The broader tension Jozic's statement illuminates is one that will likely persist. Cultural institutions are increasingly being asked to take sides on geopolitical questions. Activists see this as appropriate accountability. Festival directors and curators see it as a category error—a confusion between the role of art and the role of politics. Neither side is likely to convince the other soon. But the conversation itself, the fact that these questions are being asked and defended in public, suggests that the relationship between culture and politics is being renegotiated in real time.

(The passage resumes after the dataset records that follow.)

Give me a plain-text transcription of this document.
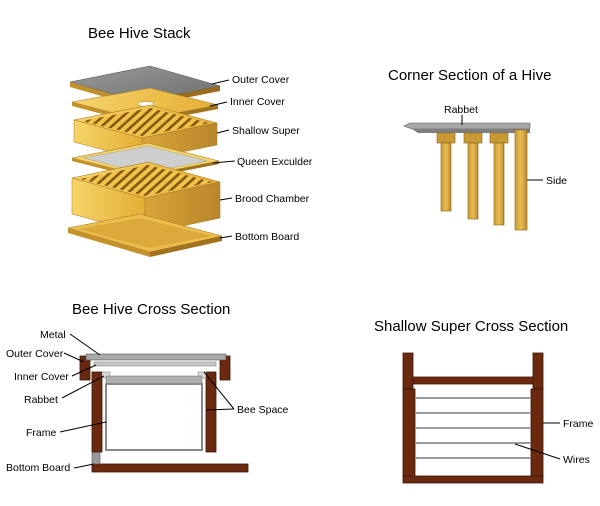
Bee Hive Stack
Outer Cover
Inner Cover
Shallow Super
Queen Exculder
Brood Chamber
Bottom Board
Corner Section of a Hive
Rabbet
Side
Bee Hive Cross Section
Metal
Outer Cover
Inner Cover
Rabbet
Frame
Bottom Board
Bee Space
Shallow Super Cross Section
Frame
Wires
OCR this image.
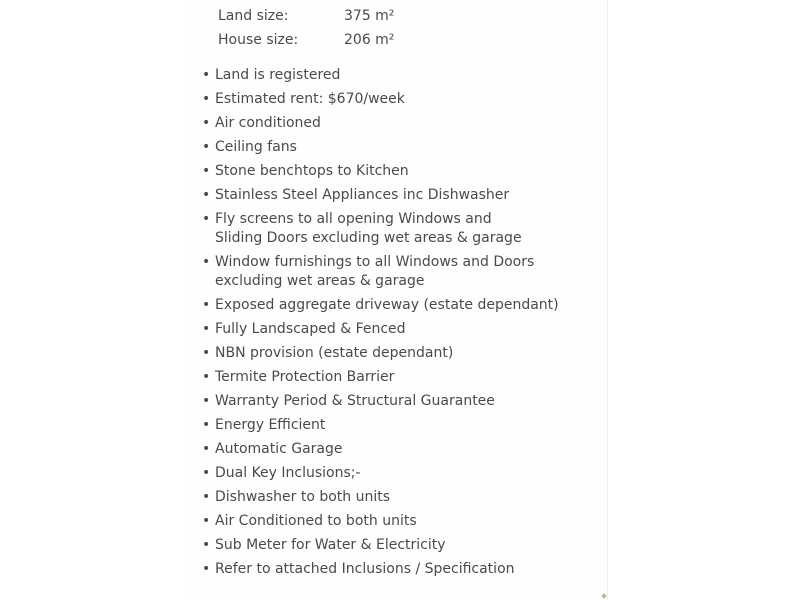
Land size:	375 m²
House size:	206 m²
• Land is registered
• Estimated rent: $670/week
• Air conditioned
• Ceiling fans
• Stone benchtops to Kitchen
• Stainless Steel Appliances inc Dishwasher
• Fly screens to all opening Windows and
Sliding Doors excluding wet areas & garage
• Window furnishings to all Windows and Doors
excluding wet areas & garage
• Exposed aggregate driveway (estate dependant)
• Fully Landscaped & Fenced
• NBN provision (estate dependant)
• Termite Protection Barrier
• Warranty Period & Structural Guarantee
• Energy Efficient
• Automatic Garage
• Dual Key Inclusions;-
• Dishwasher to both units
• Air Conditioned to both units
• Sub Meter for Water & Electricity
• Refer to attached Inclusions / Specification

Boycotting culture does not solve the problems of the Middle East
— François Jozic, Sónar director
A Conversa do Hearth Outra perspectiva sobre a história
Inventor

When Jozic says boycotting culture doesn't solve Middle East problems, what exactly is he defending against? Is this about a specific campaign targeting Sónar?

Model

The statement is a response to broader activist pressure on cultural institutions. There are organized efforts to get festivals and venues to take explicit political stances or exclude certain participants based on geopolitical positions. Jozic is saying that approach misunderstands what festivals are for.

Inventor

But couldn't someone argue that staying neutral on serious political issues is itself a political choice—that by hosting everyone, you're implicitly endorsing the status quo?

Model

That's the core tension. Activists would say yes, that neutrality is complicity. Jozic seems to be arguing that a festival's job is not to be a political actor at all. It's to create space for encounter. Those are genuinely different visions of what culture should do.

Inventor

Does his argument actually hold up? Can art really be separate from politics, or is that wishful thinking?

Model

It's not that art is separate from politics. It's that a festival might operate on different logic than a corporation or government. When you're in a room listening to music with strangers, politics doesn't disappear—but it gets suspended. That suspension might matter.

Inventor

For whom does it matter? For the people already inclined to listen, or for people who need to be convinced?

Model

That's the real question. Jozic seems to believe that the people who need convincing are more likely to be reached through presence than through pressure. But there's no way to prove that. Both sides are making bets about human psychology.